A few weeks ago, IE7 suddenly slowed down on my main PC. Each time I'd start it up, IE7 would take several seconds to get past the "Connecting..." message, meanwhile leaving me staring at a blank window. Once I got to the first screen, performance improved, but occasionally clicking a link would produce a 404 error and I'd have to click Refresh to display the page.
At first time I didn't have time to fool with it, especially since I was spending most days on the road with my laptop, where IE7 was still running normally. But when I sat down at my PC Monday morning, launched IE7, and waited 10 seconds or so for the page to appear, I really got steamed.
After verifying that certain features such as the phishing filter were turned off, I began disabling add-ons one at a time. Sure enough, the culprit came to light: The Windows Live Sign-In Helper.

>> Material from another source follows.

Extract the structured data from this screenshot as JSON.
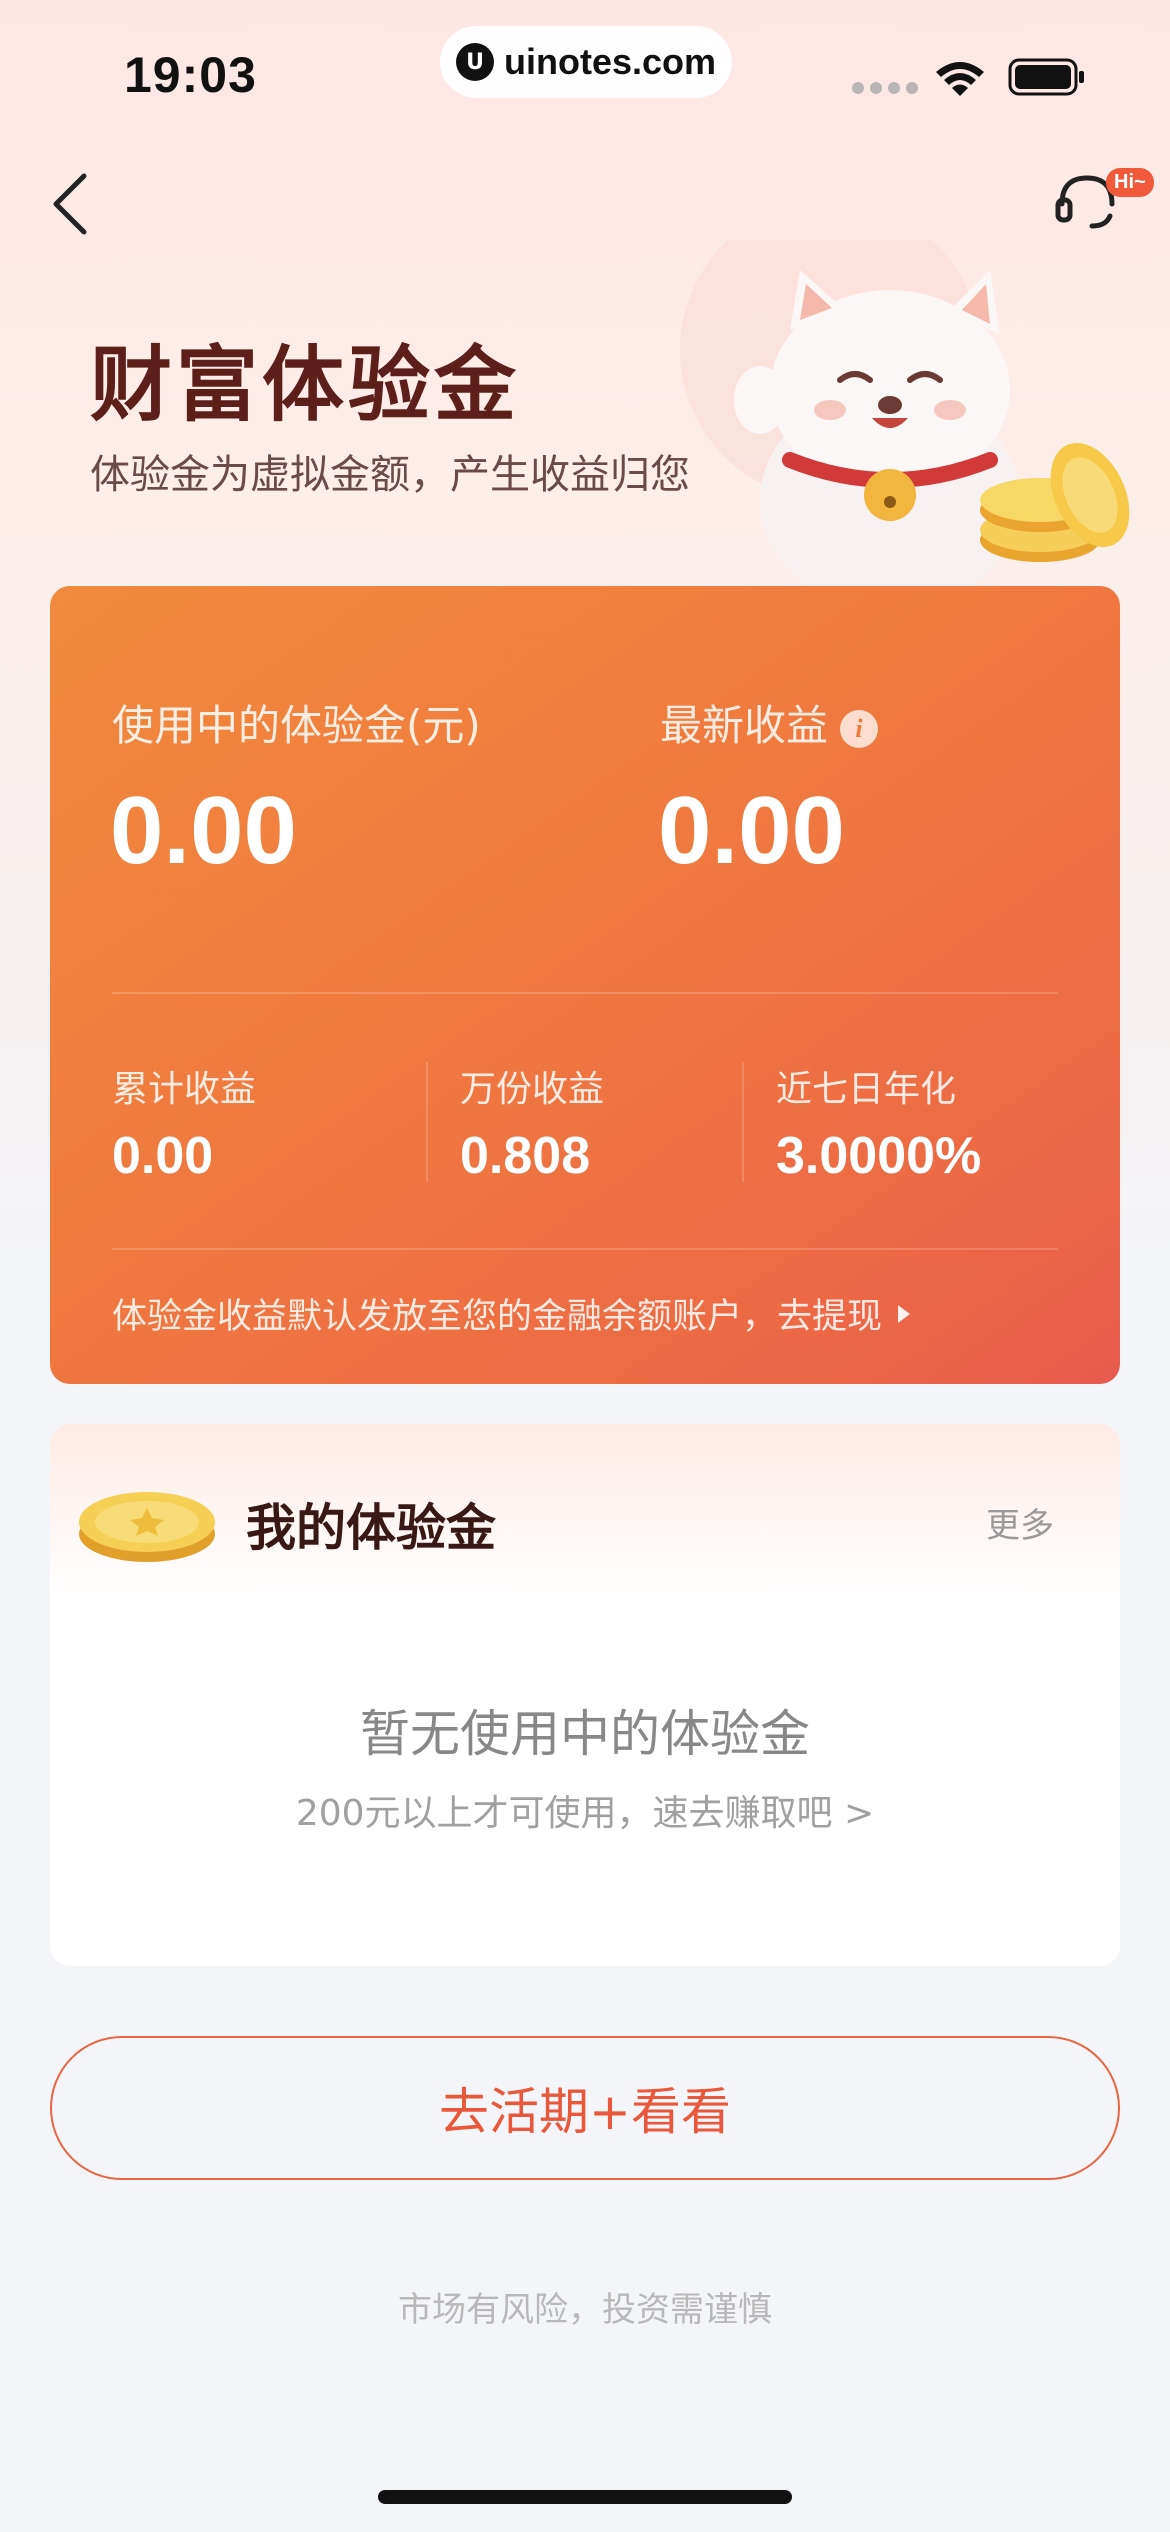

Disabling it using the Tools->Manage Add-Ons menu got IE7 running normally again.

I don't even know when that add-on was installed, but it sure is frustrating when an add-on from the same company that produces the browser makes the browser run in slow motion. If I was the IE team, I'd be ticked.
On Nov 11 2008 2:11 AMBy jprosise
Watch out, Sun have renamed the SSV Helper class in more recent versions of Java so you'll have to disable it again. (LOTS of crashes with that thing enabled).
Microsoft have a huge problem with third-party extensions. On the one hand, it means the programs can be customized - on the other, it introduces greater security risk and risk of crashing or hanging, if the third-party extension is unreliable. You can say the same thing about device drivers. Does Windows have too many extension points?